According to learned counsel for the assessee, the salary or remuneration was due from the mills to the assessee in the previous years relevant to the assessment years 1946-47 and 1947-48 and they were, by reason of the said clause (a), chargeable to tax in those assessment years, whether paid or not. It is his submission also that the said amounts received by the assessee cannot be termed "arrears of salary", so that clause (c) has no application. According to learned counsel for the Revenue, on the other hand, the said amounts not having been charged to tax in the assessment years 1946-47 and 1947-48, they became liable to tax in the years in which they were paid to the assessee by the mills.

Section 15 must be read harmoniously. It is clear that the amounts of salary that were payable by the mills to the assessee in the previous years relevant to the assessment years 1946-47 and 1947-48 could have been brought to tax in those assessment years, whether paid or not. The point is that they were not made chargeable to tax in those years. The said amounts were paid to the assessee only in the previous years relevant to the assessment years 1966-67 and 1967-68. The question is whether they are caught by the net created by the said clause (c). We do not see any justification for holding that these amounts are not arrears of salary. They were due by the mills to the assessee for an earlier period and they were not paid ; they were, therefore, arrears of salary. Clause (c) applies to such arrears of salary provided such arrears had not been charged to income-tax for any earlier previous year. The said amounts, admittedly, were not charged to income-tax for any previous year prior to the assessment year 1966-67. In our view, therefore, the amounts do fall within the net created by the said clause (c), which is, broadly put, intended to catch such salary as has escaped the charge of income-tax in earlier years.

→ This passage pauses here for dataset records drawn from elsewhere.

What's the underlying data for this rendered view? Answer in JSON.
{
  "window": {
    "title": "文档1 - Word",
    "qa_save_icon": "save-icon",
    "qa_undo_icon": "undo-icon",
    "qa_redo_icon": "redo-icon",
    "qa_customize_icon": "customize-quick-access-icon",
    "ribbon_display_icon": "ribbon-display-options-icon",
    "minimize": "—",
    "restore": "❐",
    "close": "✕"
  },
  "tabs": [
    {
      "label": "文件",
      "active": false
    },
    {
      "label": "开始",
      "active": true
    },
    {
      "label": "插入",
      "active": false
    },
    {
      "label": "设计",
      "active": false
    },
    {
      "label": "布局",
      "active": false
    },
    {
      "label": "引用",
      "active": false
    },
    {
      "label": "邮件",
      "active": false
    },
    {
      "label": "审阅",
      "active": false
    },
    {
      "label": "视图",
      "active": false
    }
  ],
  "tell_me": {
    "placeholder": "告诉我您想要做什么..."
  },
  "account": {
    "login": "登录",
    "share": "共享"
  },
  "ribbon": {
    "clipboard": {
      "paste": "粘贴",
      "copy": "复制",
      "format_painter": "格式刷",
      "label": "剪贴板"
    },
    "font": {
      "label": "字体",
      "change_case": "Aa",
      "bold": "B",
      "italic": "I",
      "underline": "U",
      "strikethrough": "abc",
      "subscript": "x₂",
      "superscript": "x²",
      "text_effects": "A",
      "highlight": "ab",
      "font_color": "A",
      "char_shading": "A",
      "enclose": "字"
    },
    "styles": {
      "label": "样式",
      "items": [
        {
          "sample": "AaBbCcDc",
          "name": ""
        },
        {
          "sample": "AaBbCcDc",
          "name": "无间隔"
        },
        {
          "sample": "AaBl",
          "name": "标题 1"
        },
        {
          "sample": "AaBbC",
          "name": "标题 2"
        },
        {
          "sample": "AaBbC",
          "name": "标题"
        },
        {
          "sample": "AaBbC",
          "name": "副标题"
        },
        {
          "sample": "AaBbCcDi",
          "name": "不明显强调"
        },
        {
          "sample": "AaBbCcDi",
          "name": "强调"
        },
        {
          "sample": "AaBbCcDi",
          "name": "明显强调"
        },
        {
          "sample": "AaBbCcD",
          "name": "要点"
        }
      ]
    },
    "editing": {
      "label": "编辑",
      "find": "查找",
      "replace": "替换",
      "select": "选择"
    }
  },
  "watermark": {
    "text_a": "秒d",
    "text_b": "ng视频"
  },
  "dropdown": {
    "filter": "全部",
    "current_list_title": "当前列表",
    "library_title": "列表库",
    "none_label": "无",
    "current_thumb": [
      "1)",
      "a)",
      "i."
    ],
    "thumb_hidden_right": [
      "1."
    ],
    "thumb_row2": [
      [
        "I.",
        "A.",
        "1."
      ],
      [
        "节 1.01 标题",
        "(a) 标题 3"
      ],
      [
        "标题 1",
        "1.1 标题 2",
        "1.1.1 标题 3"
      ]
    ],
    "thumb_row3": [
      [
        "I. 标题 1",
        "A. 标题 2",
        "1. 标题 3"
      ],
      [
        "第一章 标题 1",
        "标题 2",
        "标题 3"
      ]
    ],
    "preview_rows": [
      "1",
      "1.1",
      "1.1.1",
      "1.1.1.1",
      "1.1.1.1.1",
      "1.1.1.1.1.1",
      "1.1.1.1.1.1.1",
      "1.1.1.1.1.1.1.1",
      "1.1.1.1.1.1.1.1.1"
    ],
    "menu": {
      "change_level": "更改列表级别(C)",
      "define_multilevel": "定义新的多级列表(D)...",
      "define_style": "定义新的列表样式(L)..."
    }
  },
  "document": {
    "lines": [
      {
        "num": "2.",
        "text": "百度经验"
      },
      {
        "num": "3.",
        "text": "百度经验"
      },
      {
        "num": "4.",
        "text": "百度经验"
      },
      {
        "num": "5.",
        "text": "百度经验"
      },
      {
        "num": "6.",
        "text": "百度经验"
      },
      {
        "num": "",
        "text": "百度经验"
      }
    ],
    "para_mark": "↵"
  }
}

Learned counsel for the assessee also contended that the Income-tax Act did not extend to the Holkar State, within which the said salary or remuneration had been earned by the assessee from the mills, in the previous years relevant to the assessment years 1946-47 and 1947-48 and, therefore, the said amounts could not have been charged to income-tax in those previous years. In his submission, the said clause (c) would apply only to arrears of salary which could have been charged but were not charged. We do not find it possible to accept the argument. The words used in clause (c) are 'if not charged to income-tax', and appear to us to be wide enough to cover cases where the charge could or could not have been imposed.

In the result, we answer the first question in the affirmative and in favour of the Revenue. No answer to the second question is required.

The appeals filed by the assessee (C. A. Nos. 1508-09 of 1982) are, therefore, dismissed.

The appeals filed by the Revenue (C. A. Nos. 1206-07 of 1982) relate only to the answer against it on the second question and they do not require consideration. Those appeals are, therefore, disposed of. No order as to costs.